The "Great Blizzard of '49" was so terrible that many men, women and children and much livestock in the West froze to death. Many sheep froze around the haystacks. Unusually heavy snows fell and in some places remained for long periods. The snow was deep and animals were buried. Several reports of animals being buried deep in the snow for long periods were published. These are of special interest to us here, for the reason that these buried animals were deprived of food and of all possibility of obtaining food by the snow that covered them.

An Associated Press dispatch from Rapid City, S. D. tells of a pig found fifty-four days after the blizzard in that state. The dispatch says that before the blizzard of Jan. 2, 1949 struck, Jess Sparks, a farmer who lived northwest of Rapid City had twenty-one pigs. After the storm was over he could find but twenty of his pigs. He gave up, as lost, the missing pig. Forty-four days after the snow storm had buried the pig, Mr. Sparks heard a grunt. Digging through several feet of snow he soon released the pig, which walked out under its own power and, although very thin, did not resume eating at once.

A similar incident was reported by Jack Stotts of Cody, Wyo., who dug out a straw-stack that had been buried twenty feet deep for sixty-three days and found two Hereford heifers a little wobbly but otherwise in good condition. John Lemke, a farmer, in Dupress, S. D., dug out a sow that had been buried for three months. At the time of her burial she weighed three hundred pounds. She was skinny when rescued, but able to walk three quarters of a mile to a feed trough.

On the Wm. Brandt farm near Fort Morgan, Colo., a sheep was found alive on Feb. 12, 1949, after having been entombed in a snowdrift for forty days, having been hemmed against a high board fence by the big blizzard that struck in early January. A companion sheep was dead. The two sheep had eaten away a small portion of a wooden fence. Other than this, they had no food while buried in the snow.

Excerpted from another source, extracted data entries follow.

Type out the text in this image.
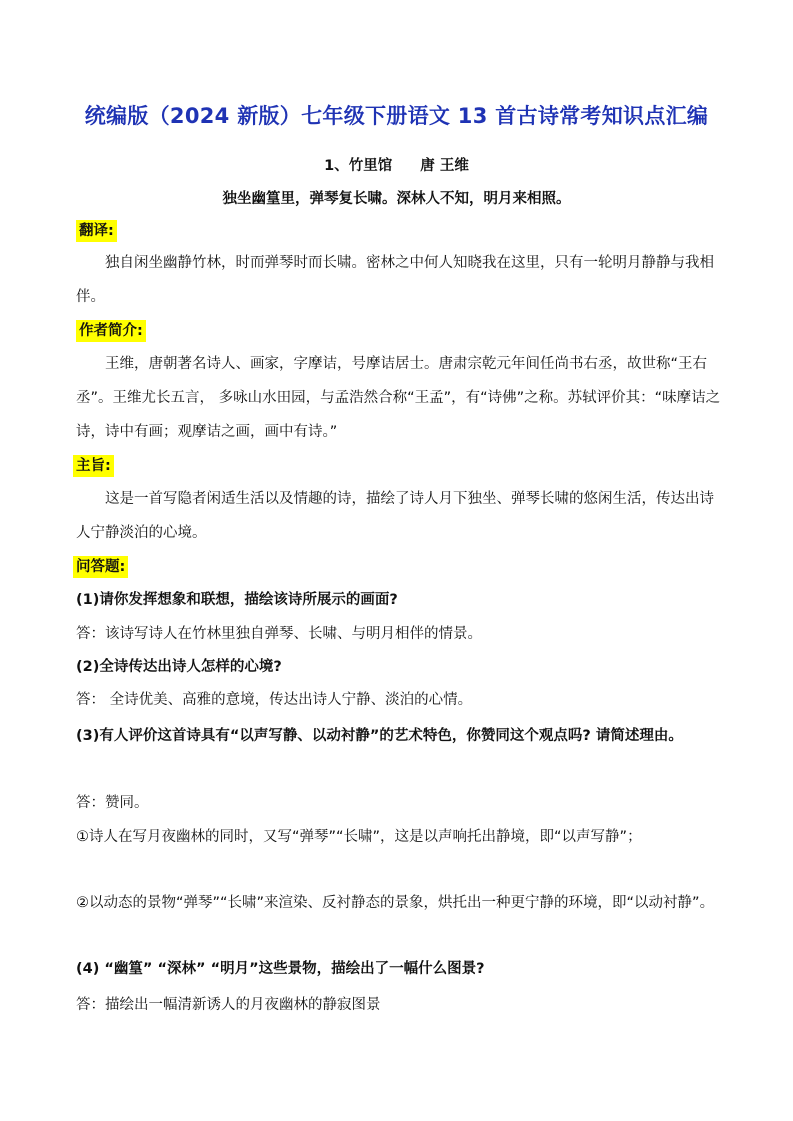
统编版（2024 新版）七年级下册语文 13 首古诗常考知识点汇编
1、竹里馆 唐 王维
独坐幽篁里，弹琴复长啸。深林人不知，明月来相照。
翻译:
独自闲坐幽静竹林，时而弹琴时而长啸。密林之中何人知晓我在这里，只有一轮明月静静与我相伴。
作者简介:
王维，唐朝著名诗人、画家，字摩诘，号摩诘居士。唐肃宗乾元年间任尚书右丞，故世称“王右丞”。王维尤长五言， 多咏山水田园，与孟浩然合称“王孟”，有“诗佛”之称。苏轼评价其：“味摩诘之诗，诗中有画；观摩诘之画，画中有诗。”
主旨:
这是一首写隐者闲适生活以及情趣的诗，描绘了诗人月下独坐、弹琴长啸的悠闲生活，传达出诗人宁静淡泊的心境。
问答题:
(1)请你发挥想象和联想，描绘该诗所展示的画面?
答：该诗写诗人在竹林里独自弹琴、长啸、与明月相伴的情景。
(2)全诗传达出诗人怎样的心境?
答： 全诗优美、高雅的意境，传达出诗人宁静、淡泊的心情。
(3)有人评价这首诗具有“以声写静、以动衬静”的艺术特色，你赞同这个观点吗? 请简述理由。
答：赞同。
①诗人在写月夜幽林的同时，又写“弹琴”“长啸”，这是以声响托出静境，即“以声写静”；
②以动态的景物“弹琴”“长啸”来渲染、反衬静态的景象，烘托出一种更宁静的环境，即“以动衬静”。
(4) “幽篁” “深林” “明月”这些景物，描绘出了一幅什么图景?
答：描绘出一幅清新诱人的月夜幽林的静寂图景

These are examples of burial of domestic animals. Wild animals must also frequently be buried by the snow and must remain for shorter or longer periods in their prisons. How many examples of burials similar to the foregoing burials of domestic animals that blizzard would have afforded, had they been recorded, we can only surmise. As the snow of the blizzard blanketed many thousands of square miles of territory, wild life could not have escaped it. Small animals especially were buried. They were forced to live without eating during their burial. The ability of an animal to fast for long periods under such conditions, means the difference between surviving and perishing.

Rabbits are well-known to be frequently buried in the snow. If we could know just how often such things occur in nature and how many hundreds of thousands of animals are thus forced to go without food for considerable periods each year, we would probably find that the ability to fast is a very important means of survival.